By Dottie Schindlinger
While most organizations conduct annual board self-assessments, it seems that few boards actually use the results of those assessments to develop specific plans for improvement. According to PriceWaterhouseCooper’s 2017 Annual Corporate Directors Survey, board members’ dissatisfaction with their fellow trustees has reached an all-time high. A full 46 percent of surveyed directors said they thought at least one member of the board should be replaced, and 21 percent thought two or more directors should leave the board.
Those findings fly in the face of recent public company governance research and surveys that indicate that the majority of self-assessments rate board performance highly overall, and incumbent directors typically win re-election. Why the contradiction? The blame may lie with a stale, out-of-touch board self-evaluation process.

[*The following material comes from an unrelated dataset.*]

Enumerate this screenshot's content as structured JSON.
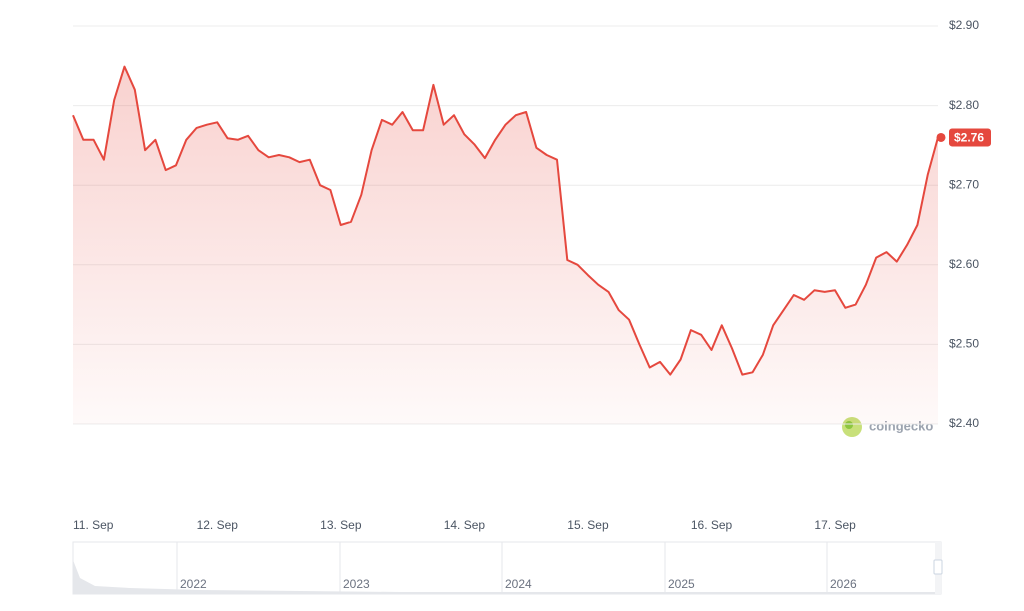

Too many boards simply update last year’s evaluation questions and email or distribute copies for trustees to complete. Trustees often see the process as a pro forma exercise, which may discourage candid observations and fail to stimulate productive suggestions for improvement from fellow trustees. Trustees also may accentuate the positive to avoid concerns about being overly critical. Consequently, the data gathered may be fundamentally flawed.
By merely reprising last year’s approach and using the same boilerplate questions, the self assessment is unlikely to align with the board’s annual goals and priorities and, therefore, it will not reflect the year’s achievements and challenges. Nor will it raise appropriate questions about the year ahead.